Służby ratunkowe odpowiedziały na wezwanie do pożaru w mieszkaniu w 11. dzielnicy stolicy Francji. Samotnie mieszkała tam 85-letnia ocalała z Holokaustu. Według źródeł zbliżonych do sprawy, na ciele znalezionej w spalonym mieszkaniu kobiety znaleziono rany kłute.
Pożar mógł więc być tylko przykrywką dla morderstwa. Jak donoszą francuskie media, wszczęte zostało śledztwo w tej sprawie. Aresztowano już jednego, około 20-letniego mężczyznę. Motyw morderstwa pozostaje na razie nieznany, ale prokuratorzy z Paryża "nie wykluczają żadnej z teorii".

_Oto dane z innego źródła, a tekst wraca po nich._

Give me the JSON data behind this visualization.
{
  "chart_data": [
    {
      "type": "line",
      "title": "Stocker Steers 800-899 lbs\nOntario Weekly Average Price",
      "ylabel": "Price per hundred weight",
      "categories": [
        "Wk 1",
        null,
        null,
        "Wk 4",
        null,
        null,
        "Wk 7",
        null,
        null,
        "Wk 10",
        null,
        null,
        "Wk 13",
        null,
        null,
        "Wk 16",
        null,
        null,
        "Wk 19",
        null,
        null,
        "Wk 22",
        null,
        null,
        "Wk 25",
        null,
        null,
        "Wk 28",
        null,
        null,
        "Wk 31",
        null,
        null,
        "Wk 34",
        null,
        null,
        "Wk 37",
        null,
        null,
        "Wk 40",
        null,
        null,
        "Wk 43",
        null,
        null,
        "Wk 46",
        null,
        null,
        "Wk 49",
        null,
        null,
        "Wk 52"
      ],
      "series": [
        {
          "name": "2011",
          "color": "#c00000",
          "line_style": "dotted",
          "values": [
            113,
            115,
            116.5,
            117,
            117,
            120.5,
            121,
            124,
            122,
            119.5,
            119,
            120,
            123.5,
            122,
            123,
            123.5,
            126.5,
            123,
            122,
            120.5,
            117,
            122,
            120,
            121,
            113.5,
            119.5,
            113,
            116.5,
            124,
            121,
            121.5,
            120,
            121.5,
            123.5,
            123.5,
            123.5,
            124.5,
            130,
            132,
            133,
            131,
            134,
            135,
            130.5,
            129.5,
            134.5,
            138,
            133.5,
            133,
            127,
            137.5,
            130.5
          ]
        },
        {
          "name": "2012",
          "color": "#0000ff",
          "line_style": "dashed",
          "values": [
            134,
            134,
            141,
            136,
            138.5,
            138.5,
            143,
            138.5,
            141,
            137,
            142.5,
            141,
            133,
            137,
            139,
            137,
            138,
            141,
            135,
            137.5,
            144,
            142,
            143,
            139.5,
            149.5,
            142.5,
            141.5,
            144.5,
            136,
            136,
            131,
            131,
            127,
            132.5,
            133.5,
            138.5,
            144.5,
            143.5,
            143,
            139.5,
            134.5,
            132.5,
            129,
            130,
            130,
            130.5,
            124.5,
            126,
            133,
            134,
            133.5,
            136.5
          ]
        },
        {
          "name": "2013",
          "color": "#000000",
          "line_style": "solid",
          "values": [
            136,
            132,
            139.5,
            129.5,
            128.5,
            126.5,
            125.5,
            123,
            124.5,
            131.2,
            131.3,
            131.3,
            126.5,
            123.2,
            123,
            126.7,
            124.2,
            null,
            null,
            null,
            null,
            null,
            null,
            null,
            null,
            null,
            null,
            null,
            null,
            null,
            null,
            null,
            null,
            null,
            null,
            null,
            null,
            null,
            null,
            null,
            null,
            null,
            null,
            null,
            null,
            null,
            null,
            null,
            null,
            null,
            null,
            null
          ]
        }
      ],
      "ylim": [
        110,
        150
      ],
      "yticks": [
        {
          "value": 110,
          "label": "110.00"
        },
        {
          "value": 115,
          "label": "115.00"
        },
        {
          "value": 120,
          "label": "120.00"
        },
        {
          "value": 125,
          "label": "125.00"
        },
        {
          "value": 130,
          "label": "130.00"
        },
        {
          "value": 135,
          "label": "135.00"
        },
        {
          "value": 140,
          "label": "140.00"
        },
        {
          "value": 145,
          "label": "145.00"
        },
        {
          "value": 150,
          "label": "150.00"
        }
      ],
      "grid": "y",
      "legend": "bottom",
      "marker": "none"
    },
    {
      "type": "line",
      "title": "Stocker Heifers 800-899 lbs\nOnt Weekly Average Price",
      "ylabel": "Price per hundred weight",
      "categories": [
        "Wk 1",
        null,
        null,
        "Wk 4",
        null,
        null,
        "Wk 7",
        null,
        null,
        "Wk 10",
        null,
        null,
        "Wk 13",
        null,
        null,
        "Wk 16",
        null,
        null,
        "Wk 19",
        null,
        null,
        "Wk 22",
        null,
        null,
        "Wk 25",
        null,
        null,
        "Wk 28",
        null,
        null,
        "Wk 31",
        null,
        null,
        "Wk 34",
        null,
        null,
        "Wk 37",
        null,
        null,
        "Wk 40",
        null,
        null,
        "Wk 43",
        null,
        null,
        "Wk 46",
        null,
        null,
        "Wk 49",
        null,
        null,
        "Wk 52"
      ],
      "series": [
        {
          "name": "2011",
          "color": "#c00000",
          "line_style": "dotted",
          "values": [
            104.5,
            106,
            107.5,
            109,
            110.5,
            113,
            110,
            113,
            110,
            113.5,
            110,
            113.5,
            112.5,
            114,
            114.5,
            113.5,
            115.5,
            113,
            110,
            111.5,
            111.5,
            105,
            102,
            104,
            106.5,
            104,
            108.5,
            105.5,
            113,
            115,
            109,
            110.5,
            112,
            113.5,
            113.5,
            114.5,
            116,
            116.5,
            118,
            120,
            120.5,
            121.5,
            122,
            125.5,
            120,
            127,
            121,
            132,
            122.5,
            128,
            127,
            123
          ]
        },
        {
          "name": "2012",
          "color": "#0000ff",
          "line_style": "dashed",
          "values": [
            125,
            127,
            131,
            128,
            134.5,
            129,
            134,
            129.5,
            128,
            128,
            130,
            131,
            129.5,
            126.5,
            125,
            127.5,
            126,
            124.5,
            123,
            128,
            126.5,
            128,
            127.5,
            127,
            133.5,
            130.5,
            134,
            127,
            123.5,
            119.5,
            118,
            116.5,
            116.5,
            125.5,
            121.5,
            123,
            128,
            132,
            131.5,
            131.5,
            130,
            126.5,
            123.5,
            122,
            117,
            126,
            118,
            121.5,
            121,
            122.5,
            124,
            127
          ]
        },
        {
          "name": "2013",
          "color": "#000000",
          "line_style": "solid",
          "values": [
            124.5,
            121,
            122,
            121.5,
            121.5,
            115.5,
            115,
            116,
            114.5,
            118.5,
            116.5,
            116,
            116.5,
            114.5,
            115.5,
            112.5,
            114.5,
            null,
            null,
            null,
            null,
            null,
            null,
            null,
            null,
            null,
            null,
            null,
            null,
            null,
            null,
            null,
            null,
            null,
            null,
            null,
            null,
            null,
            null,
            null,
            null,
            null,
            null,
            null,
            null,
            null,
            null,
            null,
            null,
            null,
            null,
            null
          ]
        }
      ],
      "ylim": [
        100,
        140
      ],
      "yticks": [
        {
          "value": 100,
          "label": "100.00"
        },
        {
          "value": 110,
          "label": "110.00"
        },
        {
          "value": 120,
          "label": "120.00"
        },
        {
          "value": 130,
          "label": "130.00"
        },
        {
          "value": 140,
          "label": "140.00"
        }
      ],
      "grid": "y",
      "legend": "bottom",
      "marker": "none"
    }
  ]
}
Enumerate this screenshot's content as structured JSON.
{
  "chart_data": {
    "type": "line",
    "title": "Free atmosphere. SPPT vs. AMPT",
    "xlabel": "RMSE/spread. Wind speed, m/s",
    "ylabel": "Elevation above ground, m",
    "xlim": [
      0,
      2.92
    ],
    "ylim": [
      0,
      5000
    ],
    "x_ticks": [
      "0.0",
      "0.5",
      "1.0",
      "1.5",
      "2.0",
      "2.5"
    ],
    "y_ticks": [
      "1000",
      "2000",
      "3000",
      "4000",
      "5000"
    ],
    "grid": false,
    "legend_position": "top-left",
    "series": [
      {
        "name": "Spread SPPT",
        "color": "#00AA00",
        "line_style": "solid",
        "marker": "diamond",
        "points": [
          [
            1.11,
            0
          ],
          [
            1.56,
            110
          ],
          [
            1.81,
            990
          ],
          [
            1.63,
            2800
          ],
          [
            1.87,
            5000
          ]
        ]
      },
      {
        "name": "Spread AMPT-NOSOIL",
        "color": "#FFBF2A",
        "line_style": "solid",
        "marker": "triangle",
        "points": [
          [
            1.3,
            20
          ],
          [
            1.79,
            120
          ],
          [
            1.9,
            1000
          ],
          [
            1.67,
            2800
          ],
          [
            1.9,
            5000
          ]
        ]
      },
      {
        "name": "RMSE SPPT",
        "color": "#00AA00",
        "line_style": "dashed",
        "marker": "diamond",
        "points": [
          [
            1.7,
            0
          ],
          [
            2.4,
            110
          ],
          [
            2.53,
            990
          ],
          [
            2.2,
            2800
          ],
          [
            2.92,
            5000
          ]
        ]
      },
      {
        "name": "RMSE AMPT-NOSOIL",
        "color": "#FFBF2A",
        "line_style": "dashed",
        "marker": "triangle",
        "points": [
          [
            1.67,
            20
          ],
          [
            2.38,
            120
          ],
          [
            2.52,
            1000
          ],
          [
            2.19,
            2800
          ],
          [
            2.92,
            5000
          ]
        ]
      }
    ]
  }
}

Ofiara, Mireille K., była wyznania żydowskiego - stwierdziła Służba Ochrony Społeczności Żydowskiej (Service de protection de la communauté juive, SPCJ), organ zajmujący się aktami antysemickimi we Francji.
Mireille w lipcu 1942 była "ocalałą z obławy Vel d'Hiv, największego masowego aresztowania francuskich Żydów podczas II wojny światowej. Nazwa wydarzenia pochodzi od krytego toru kolarskiego, tzw. Vélodrome d’Hiver. Proniemiecki rząd Vichy przy pomocy ok. 9 tys. policjantów zatrzymał wówczas ponad 13 tys. Żydów.
Dochodzenie nie wykazało jeszcze, czy do ewentualnego zabójstwa doszło z pobudek antysemickich, jednak organizacje żydowskie chcą dopilnować, by policja nie zignorowała tej możliwości.